Durant ma longue existence, j’ai commis des erreurs.

De trop nombreuses erreurs.

Peut-être aurais-je dû consigner mes mémoires dans un journal, pour coucher mes souvenirs et mes émotions sur le papier. Peut-être cela m’aurait-il permis d’y voir plus clair. Mais j’étais obsédé par la prudence, il fallait garder mes secrets au seul endroit où personne ne viendrait les chercher : au fond de mon cerveau fatigué par les années.
À présent, je n’aurai plus le loisir d’écrire quoi que ce soit. Je suis enchaîné dans la cale d’un navire de la Confrérie de la Terre. Marcus, mon plus fidèle allié, a été capturé avec moire et j’ignore ce qu’ils ont fait de lui… Cyrio n’a aucune idée de ce qui vient de se passer, et il n’aurait aucun moyen de nous retrouver… Je ne peux que me remémorer mon long parcours, et réfléchir à ce qui m’a mené jusqu’ici.

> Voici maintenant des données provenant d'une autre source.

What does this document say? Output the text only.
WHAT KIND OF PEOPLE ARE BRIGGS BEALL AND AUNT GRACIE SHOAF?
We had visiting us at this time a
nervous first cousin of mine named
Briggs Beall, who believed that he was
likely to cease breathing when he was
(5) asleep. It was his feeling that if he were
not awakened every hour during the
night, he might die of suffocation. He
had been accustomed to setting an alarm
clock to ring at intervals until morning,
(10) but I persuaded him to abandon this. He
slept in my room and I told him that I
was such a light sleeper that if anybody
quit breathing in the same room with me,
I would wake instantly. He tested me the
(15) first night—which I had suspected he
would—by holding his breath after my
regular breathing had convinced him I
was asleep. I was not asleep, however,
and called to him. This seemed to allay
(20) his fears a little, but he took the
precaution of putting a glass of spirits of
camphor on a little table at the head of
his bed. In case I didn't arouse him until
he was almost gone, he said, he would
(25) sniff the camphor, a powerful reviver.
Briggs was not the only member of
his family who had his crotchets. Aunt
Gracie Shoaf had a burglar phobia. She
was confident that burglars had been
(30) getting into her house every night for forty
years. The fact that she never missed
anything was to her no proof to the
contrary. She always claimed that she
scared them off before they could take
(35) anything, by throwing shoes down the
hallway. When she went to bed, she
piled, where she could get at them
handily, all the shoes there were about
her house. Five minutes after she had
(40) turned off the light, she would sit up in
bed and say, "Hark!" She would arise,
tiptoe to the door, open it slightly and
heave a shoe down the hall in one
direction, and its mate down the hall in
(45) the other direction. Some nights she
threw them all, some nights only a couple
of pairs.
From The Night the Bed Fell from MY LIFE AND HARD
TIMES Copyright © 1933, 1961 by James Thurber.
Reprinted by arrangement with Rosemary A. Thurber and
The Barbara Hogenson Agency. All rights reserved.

Mes premiers souvenirs sont dans la forêt d’ébène, cet endroit que j’ai toujours considéré comme mon berceau, ma terre natale. Je connaissais chaque arbre, chaque buisson, chaque Pokémon. Je vivais paisiblement avec mes parents dans une hutte en bois, et nous ne sortions de la forêt que pour admirer la mer depuis le Cap Sérénité auquel nous pouvions facilement accéder de chez nous.
Tout comme moi, mes parents semblaient dotés de pouvoirs que le commun des mortels aurait qualifiés de « surnaturels ». Ils étaient capables d’écarter des lianes et des branches sans même les toucher, et j’avais réalisé qu’ils communiquaient régulièrement par la pensée. Pour moi, tout ceci était naturel, c’était ce que j’avais toujours connu.
J’avais pourtant l’impression que quelque chose dans notre vie ne comblait pas mes parents. Ils semblaient insatisfaits, peut-être même inquiets. Je n’ignorais pas ce qui se trouvait au-delà de la forêt, mes parents m’avaient enseigné avec soin de nombreux détails au sujet de notre monde, de la région d’Elenos, et des 4 Confréries qui vivaient à l’écart. Je m’étais souvent demandé comment ils étaient devenus aussi érudits, mais j’avais fini par me convaincre que ce n’était pas une question si importante.
Connaître tout ceci me suffisait, et je n’avais jamais ressenti le besoin d’aller voir par moi-même. Je chérissais la vie simple que nous menions au contact de la nature. Suivant leurs recommandations, je m’appliquais à rester à l’écart de tous les visiteurs qui pénétraient dans la forêt pour garder notre existence secrète. Les quelques pouvoirs que je commençais à développer me rendaient la tâche bien plus facile.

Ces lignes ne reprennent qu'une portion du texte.